A Miss Emilia Tardy had been found dead there, and her body had subsequently vanished.
A rich aunt of Emilia Tardy, Miss Snaith, had been run over by a bus six months previously, and had left her fortune to Miss Tardy under certain conditions which made it as likely as not that Miss Tardy would never even become aware of her inheritance (if Rosseter was telling the truth).
    “And I suppose,” said Fen, “that he wasn’t allowed to communicate directly with any known address of Miss Tardy. By the way, I was meaning to ask you: did you feel the body at all?”
    “Yes, I did, in a sort of way.”
    “What was it like?”
    “Yes, yes,” said Fen impatiently. “Cold? Stiff?”
    Cadogan considered. “Well, it was certainly cold, but I don’t think it was stiff. In fact I’m sure it wasn’t because the arm flopped back when I moved it to look at the head.” He shivered slightly.
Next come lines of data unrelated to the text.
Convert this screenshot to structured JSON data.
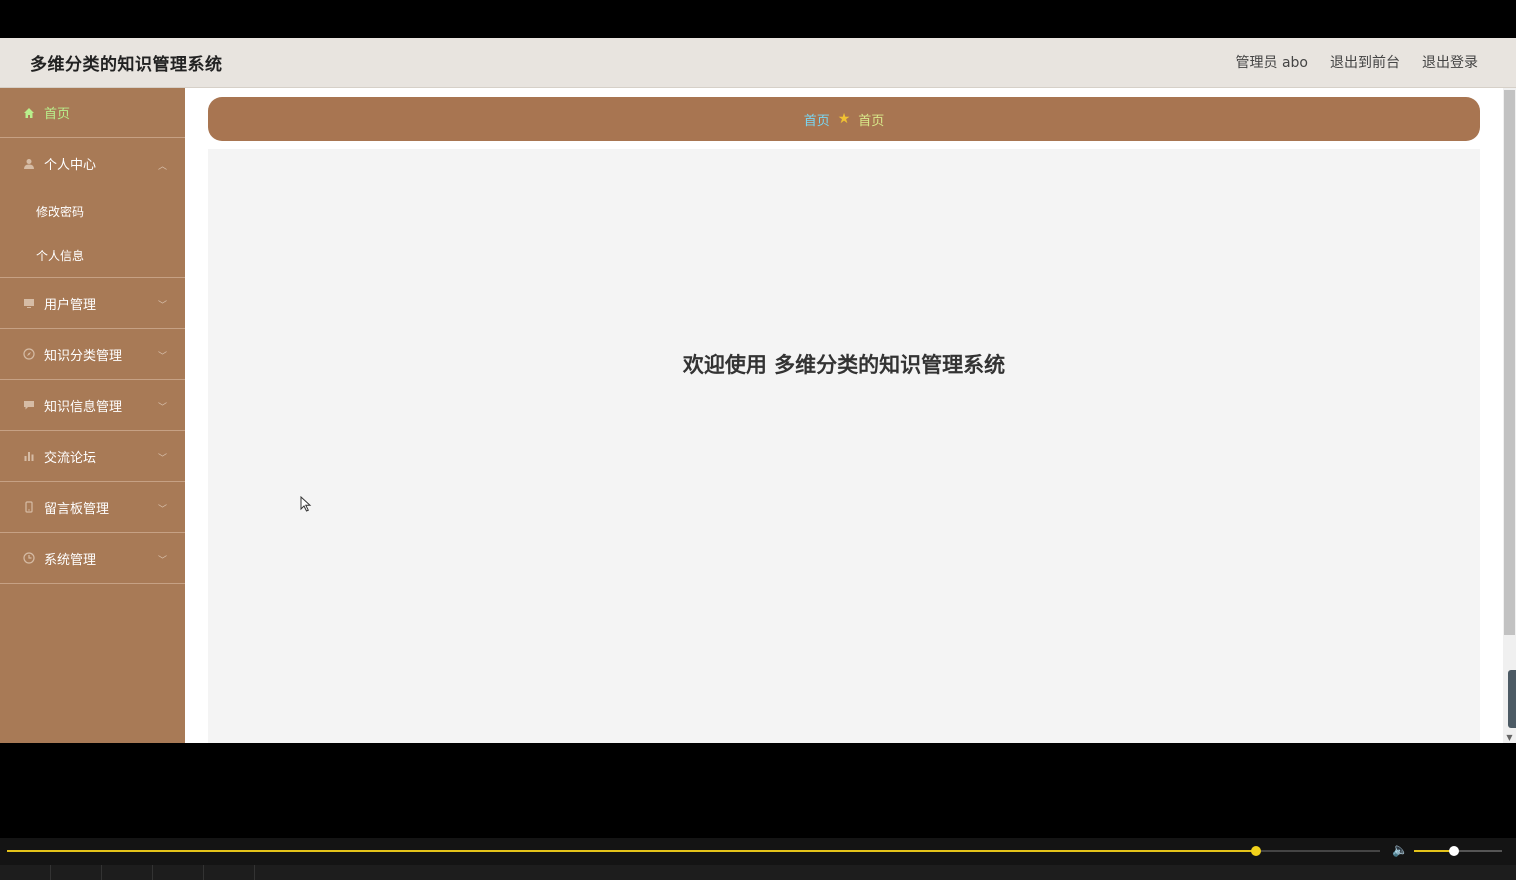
{
  "header": {
    "title": "多维分类的知识管理系统",
    "user_label": "管理员 abo",
    "to_frontend": "退出到前台",
    "logout": "退出登录"
  },
  "sidebar": {
    "home": "首页",
    "personal_center": "个人中心",
    "personal_sub": [
      "修改密码",
      "个人信息"
    ],
    "items": [
      "用户管理",
      "知识分类管理",
      "知识信息管理",
      "交流论坛",
      "留言板管理",
      "系统管理"
    ]
  },
  "breadcrumb": {
    "root": "首页",
    "current": "首页"
  },
  "main": {
    "welcome": "欢迎使用 多维分类的知识管理系统"
  },
  "player": {
    "progress": 0.91,
    "volume": 0.45
  },
  "colors": {
    "sidebar": "#a87a56",
    "breadcrumb_bar": "#a87551",
    "home_active": "#b9ef8c",
    "accent": "#e3c21a"
  }
}
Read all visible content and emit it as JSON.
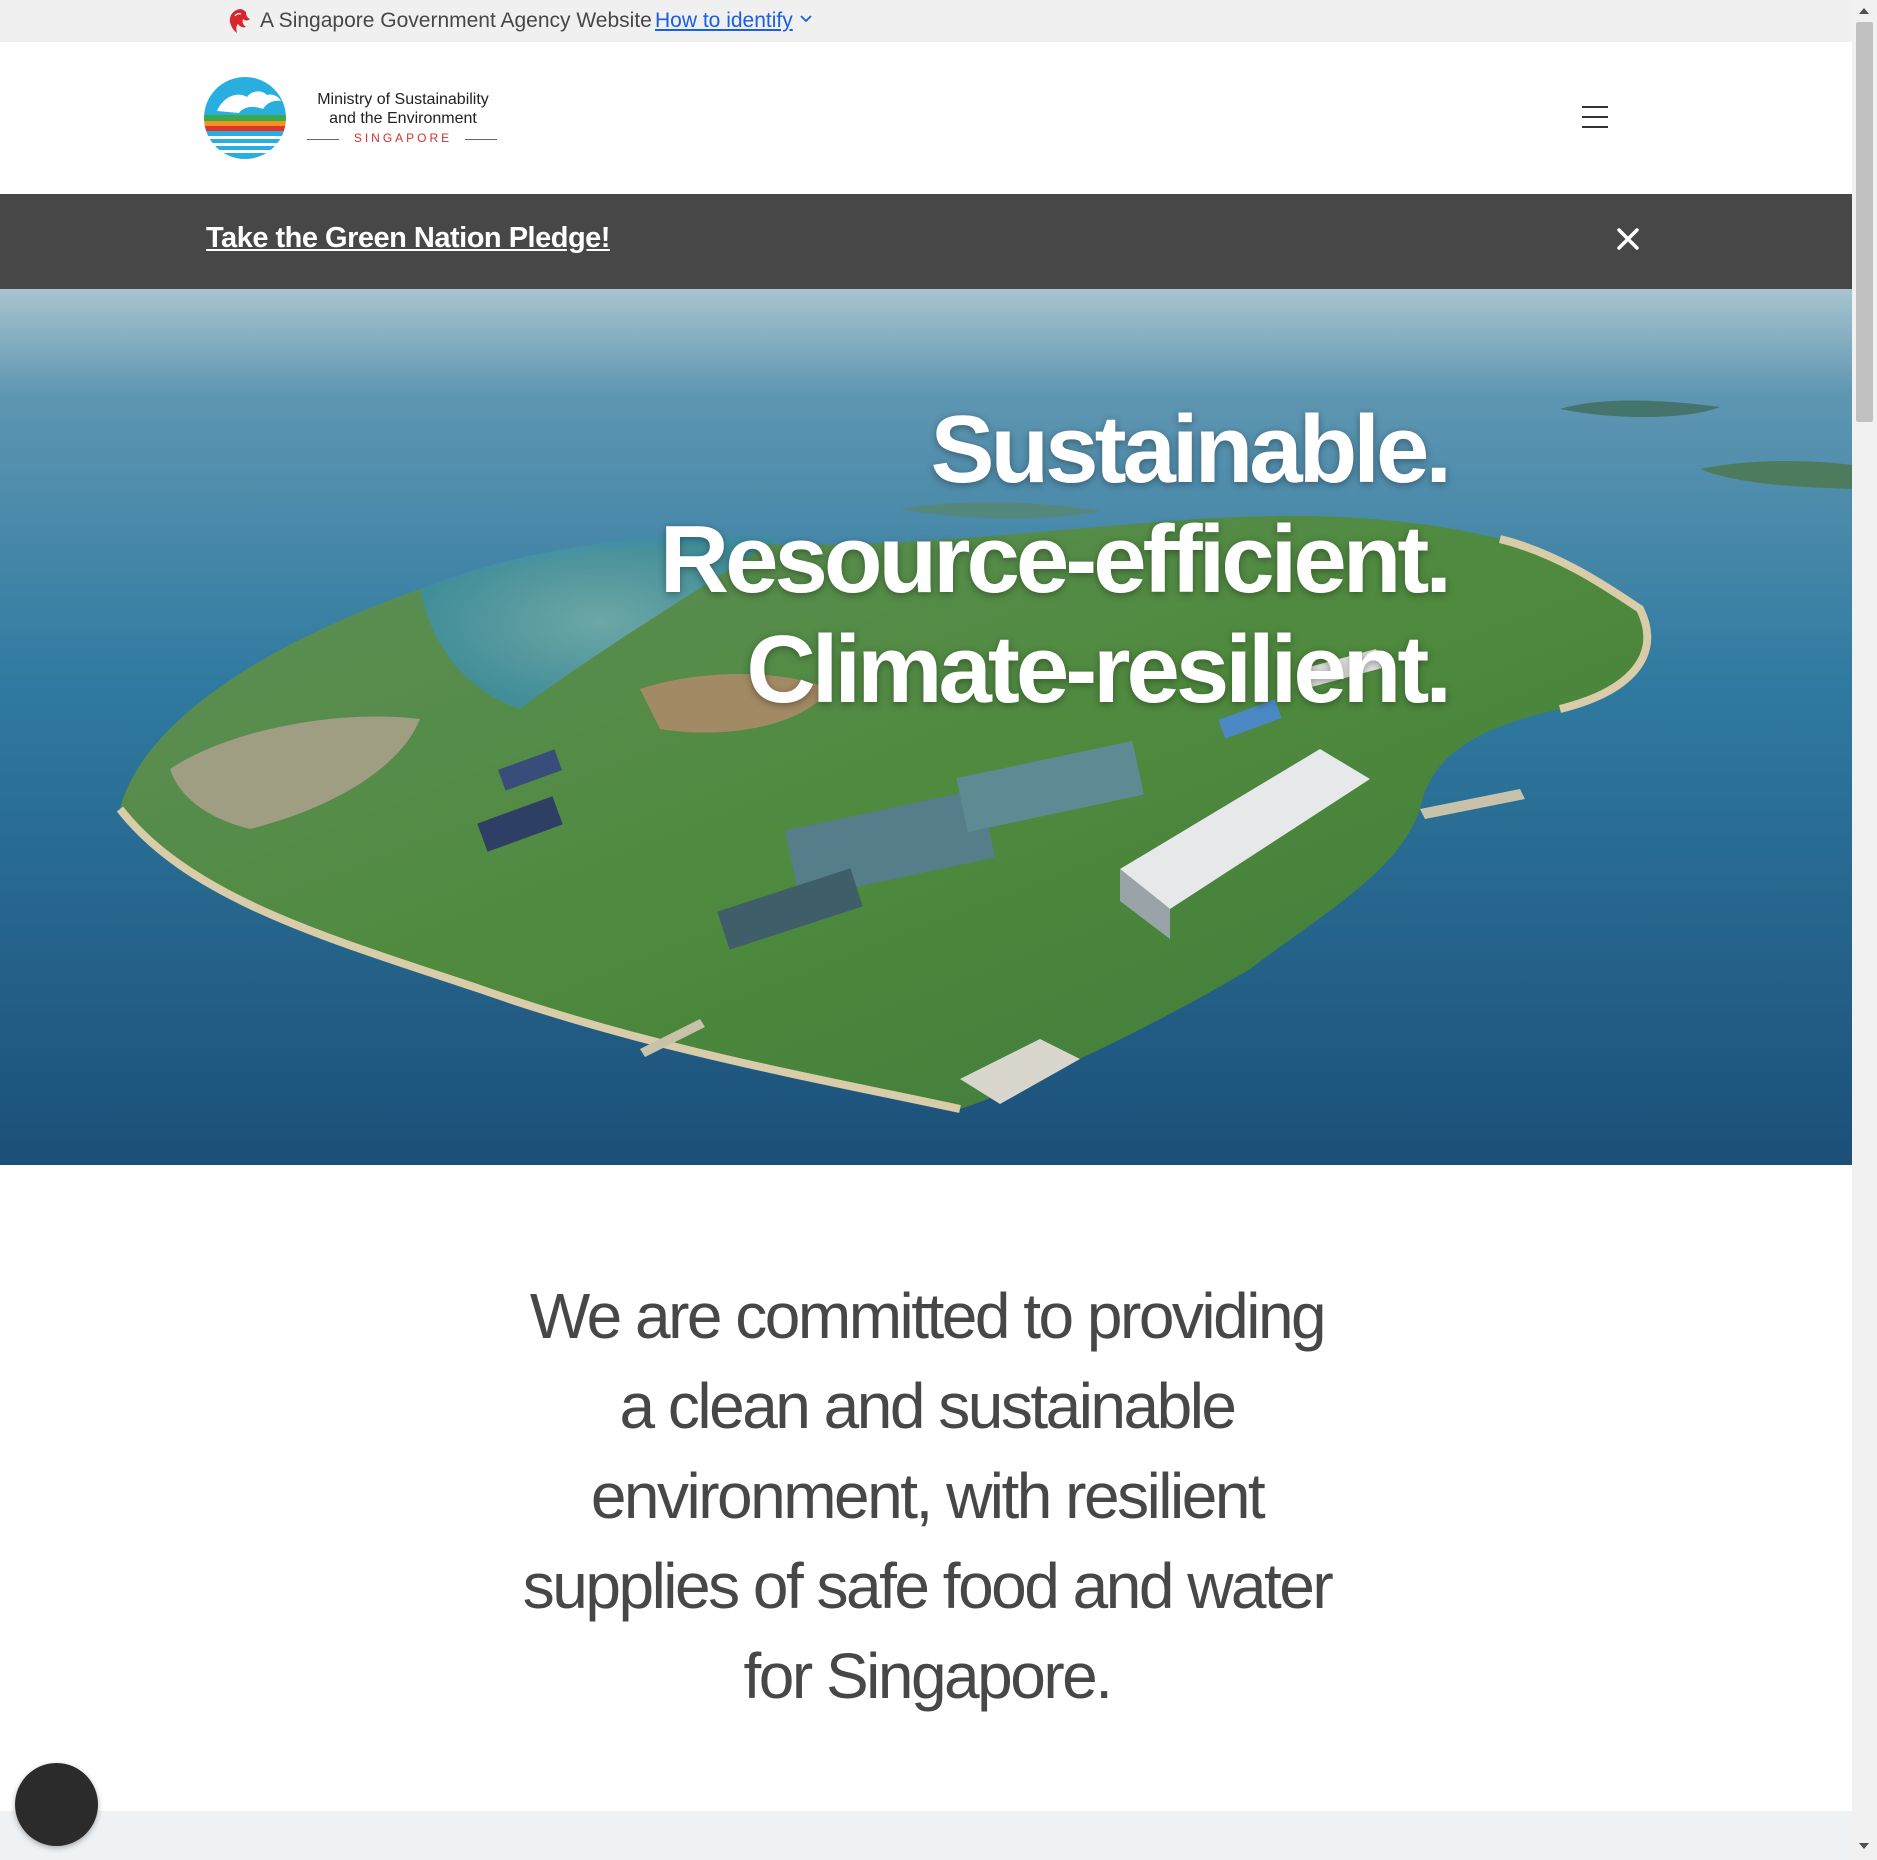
{
  "masthead": {
    "agency_text": "A Singapore Government Agency Website",
    "identify_link": "How to identify"
  },
  "header": {
    "logo_line1": "Ministry of Sustainability",
    "logo_line2": "and the Environment",
    "logo_country": "SINGAPORE",
    "menu_icon": "hamburger-icon"
  },
  "announcement": {
    "link_text": "Take the Green Nation Pledge!",
    "close_icon": "close-icon"
  },
  "hero": {
    "taglines": [
      "Sustainable.",
      "Resource-efficient.",
      "Climate-resilient."
    ]
  },
  "mission": {
    "lines": [
      "We are committed to providing",
      "a clean and sustainable",
      "environment, with resilient",
      "supplies of safe food and water",
      "for Singapore."
    ]
  },
  "colors": {
    "masthead_bg": "#f0f0f0",
    "link_blue": "#1a5ee2",
    "announcement_bg": "#474747",
    "text_dark": "#474747",
    "brand_red": "#d32f2f"
  }
}
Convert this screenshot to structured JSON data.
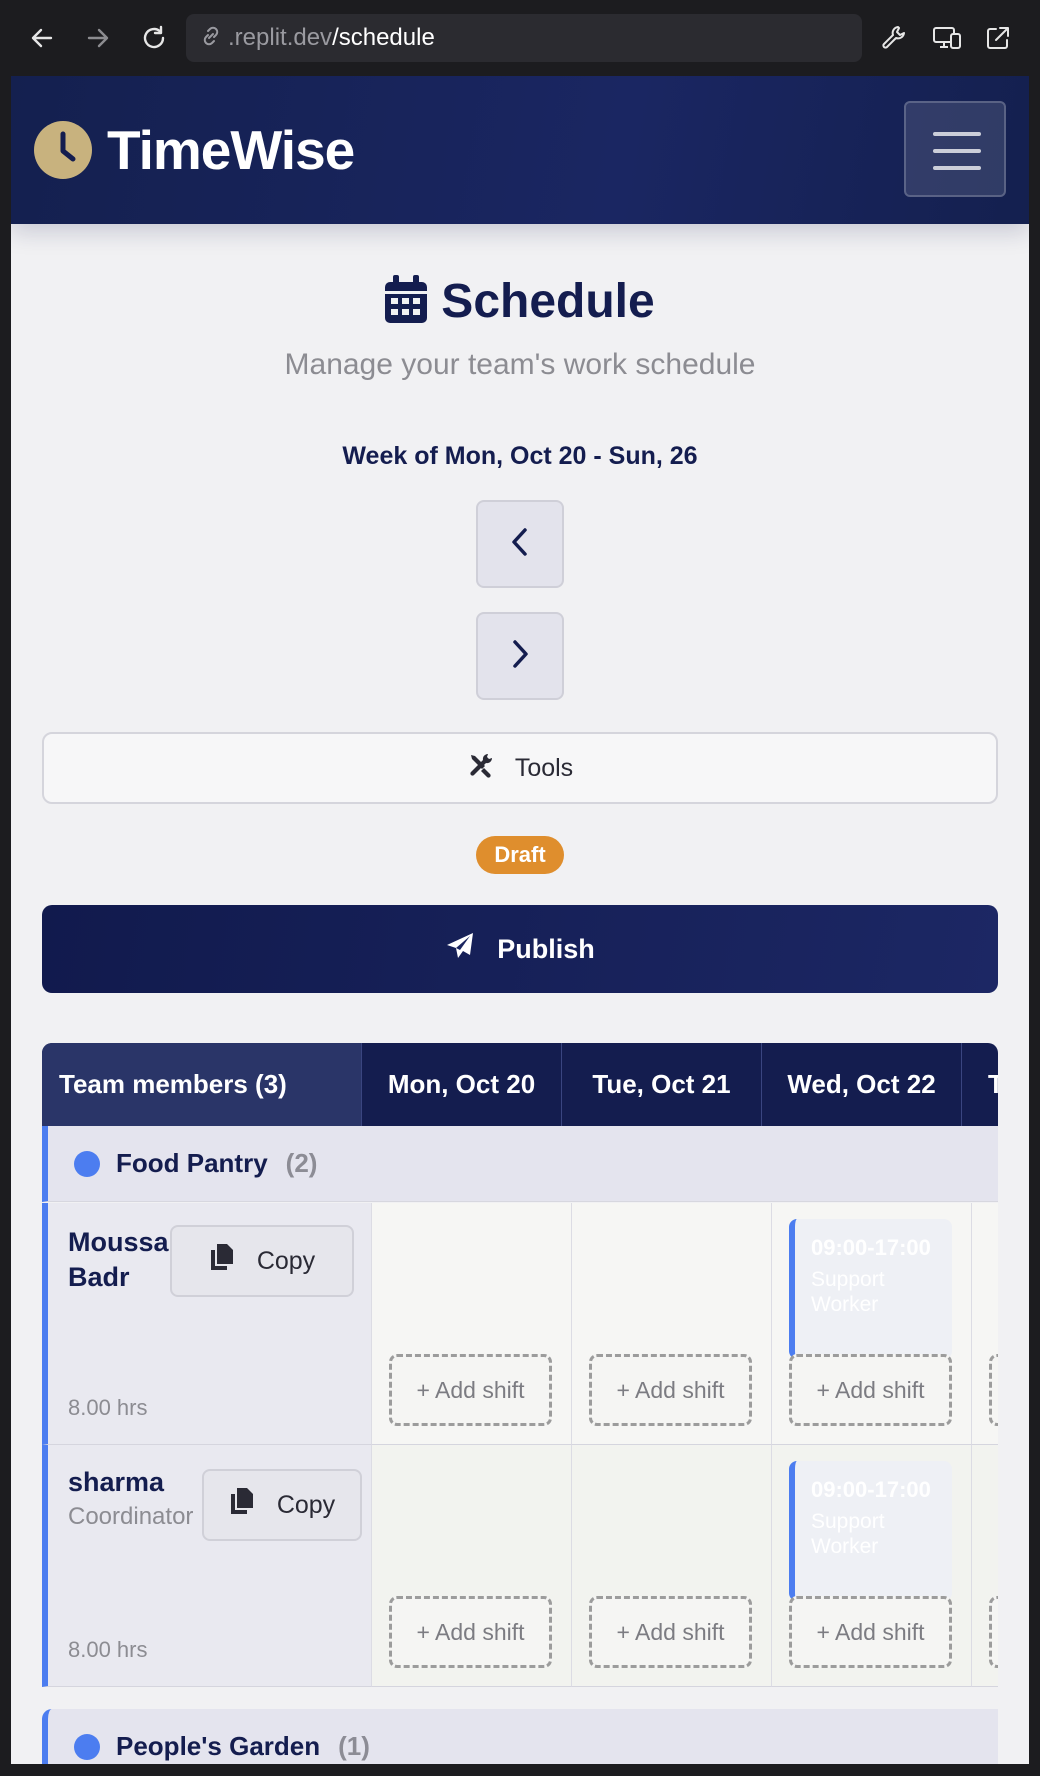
{
  "browser": {
    "url_host": ".replit.dev",
    "url_path": "/schedule"
  },
  "header": {
    "brand": "TimeWise",
    "logo_color": "#c8b27e"
  },
  "page": {
    "title": "Schedule",
    "subtitle": "Manage your team's work schedule",
    "week_label": "Week of Mon, Oct 20 - Sun, 26",
    "tools_label": "Tools",
    "status_badge": "Draft",
    "publish_label": "Publish"
  },
  "table": {
    "members_header": "Team members (3)",
    "days": [
      "Mon, Oct 20",
      "Tue, Oct 21",
      "Wed, Oct 22",
      "T"
    ],
    "add_shift_label": "+ Add shift",
    "groups": [
      {
        "name": "Food Pantry",
        "count": "(2)",
        "color": "#4c7df0",
        "members": [
          {
            "name": "Moussa Badr",
            "role": "",
            "hours": "8.00 hrs",
            "copy_label": "Copy",
            "shifts": [
              {
                "day": "Wed, Oct 22",
                "time": "09:00-17:00",
                "role": "Support Worker"
              }
            ]
          },
          {
            "name": "sharma",
            "role": "Coordinator",
            "hours": "8.00 hrs",
            "copy_label": "Copy",
            "shifts": [
              {
                "day": "Wed, Oct 22",
                "time": "09:00-17:00",
                "role": "Support Worker"
              }
            ]
          }
        ]
      },
      {
        "name": "People's Garden",
        "count": "(1)",
        "color": "#4c7df0",
        "members": []
      }
    ]
  },
  "colors": {
    "primary": "#141d4f",
    "accent": "#4c7df0",
    "draft": "#df8e2d"
  }
}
    “It doesn’t help much ”—Fen was pensive—“but it’s reasonable to suppose, in view of what we know, that she was killed before the witching and important hour of midnight. And that in turn suggests that she did in fact see the advertisement and, presumably, applied to Mr. Rosseter. Hence,  again presumably, Mr. Rosseter was lying. And that makes it all very odd indeed, because in that case it’s quite likely that Mr. Rosseter didn’t kill her.”

    “Why?”
    “You agree that the person who knocked you on the head was probably the murderer?”
    “Yes, Socrates.”
    Fen glared malignantly and drank some whisky. “And in that case he got a good look at you?”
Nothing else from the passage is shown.